GELORA.CO - Meski sudah lama berkecimpung di dunia politik dan bisnis, Erwin Aksa merasa sulit melepaskan bayang-bayang Jusuf Kalla (JK) dan Aksa Mahmud. Padahal, dengan paman dan ayahnya itu, dia mengaku kerap berbeda pendapat, termasuk dalam pilihan politik.
Erwin mencontohkan, saat pemilihan Gubernur Sulawesi Selatan 2012, dia mendukung Syahrul Yasin Limpo, sedangkan JK menyokong Ilham Arif Sirajuddin. Juga ketika pemilihan Ketum Golkar 2009, JK dan Aksa Mahmud mendukung Surya Paloh, Erwin justru memilih Aburizal Bakrie.
"Jadi saya dan keluarga itu biasa saja, kami demokratis sekali," ujarnya kepada detikcom dalam acara Blak-blakan.
Terkait dukungannya kepada Sandi, Erwin menegaskan bahwa itu semata karena persahabatan. Dia membantah ada motif politik seperti mengincar kursi menteri atau Wakil Gubernur DKI di balik dukungannya tersebut.
Akankah dukungan terbuka dia itu diikuti oleh rekan-rekannya sesama pengusaha lainnya? Erwin berharap demikian. Tapi dia memahami bila kebanyakan dari mereka malu-malu, takut, atau sungkan untuk menyampaikannya secara terbuka kepada Sandiaga.
"Dari pilpres ke pilpres, biasanya banyak pengusaha yang sungkan bila tak mendukung calon incumbent (petahana). Mungkin takut nggak dapat proyek di pemerintahan," kata Erwin.
Toh begitu, lelaki kelahiran Makassar, 7 Desember 1975, itu tetap objektif. Dia memuji kepemimpinan Presiden Jokowi dalam 4,5 tahun ini.

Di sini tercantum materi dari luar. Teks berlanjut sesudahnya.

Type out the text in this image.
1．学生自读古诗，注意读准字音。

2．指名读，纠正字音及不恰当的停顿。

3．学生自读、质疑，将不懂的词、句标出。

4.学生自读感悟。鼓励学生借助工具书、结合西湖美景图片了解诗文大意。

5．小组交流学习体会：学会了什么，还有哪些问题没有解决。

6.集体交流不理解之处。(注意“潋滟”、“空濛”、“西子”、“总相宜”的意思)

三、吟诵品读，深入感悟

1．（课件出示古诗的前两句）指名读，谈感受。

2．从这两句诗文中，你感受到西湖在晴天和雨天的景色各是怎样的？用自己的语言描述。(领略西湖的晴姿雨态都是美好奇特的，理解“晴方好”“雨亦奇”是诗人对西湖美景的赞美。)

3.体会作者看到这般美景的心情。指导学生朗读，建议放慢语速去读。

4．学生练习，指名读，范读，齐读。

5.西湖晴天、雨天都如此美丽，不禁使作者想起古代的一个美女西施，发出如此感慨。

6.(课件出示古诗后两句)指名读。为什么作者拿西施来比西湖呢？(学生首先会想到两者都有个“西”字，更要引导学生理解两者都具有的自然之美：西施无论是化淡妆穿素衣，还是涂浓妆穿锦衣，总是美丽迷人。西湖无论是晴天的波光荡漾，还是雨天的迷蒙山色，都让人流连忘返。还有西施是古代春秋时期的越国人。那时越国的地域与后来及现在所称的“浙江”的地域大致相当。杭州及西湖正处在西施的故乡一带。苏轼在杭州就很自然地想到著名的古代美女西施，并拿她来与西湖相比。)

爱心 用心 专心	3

Lulusan Universitas Pittsburgh, Pennsylvania, Amerika Serikat, itu antara lain menyebut kesuksesan Jokowi membangun berbagai infrastruktur yang selama puluhan tahun tertinggal. Tapi dia tetap menyokong Sandiaga sebagai wujud persahabatannya yang hakiki.
Erwin juga buka-bukaan soal cerita di balik layar awal-awal pengajuan nama Anies Baswedan dan Sandiaga Uno saat maju dan menang Pilgub DKI 2017. Juga soal pengurus Kamar Dagang dan Industri Indonesia (Kadin) yang terpecah dalam dua kubu di pilpres ini. Ada yang mendukung Jokowi-KH Ma'ruf, ada pula kubu Prabowo-Sandi.[dtk]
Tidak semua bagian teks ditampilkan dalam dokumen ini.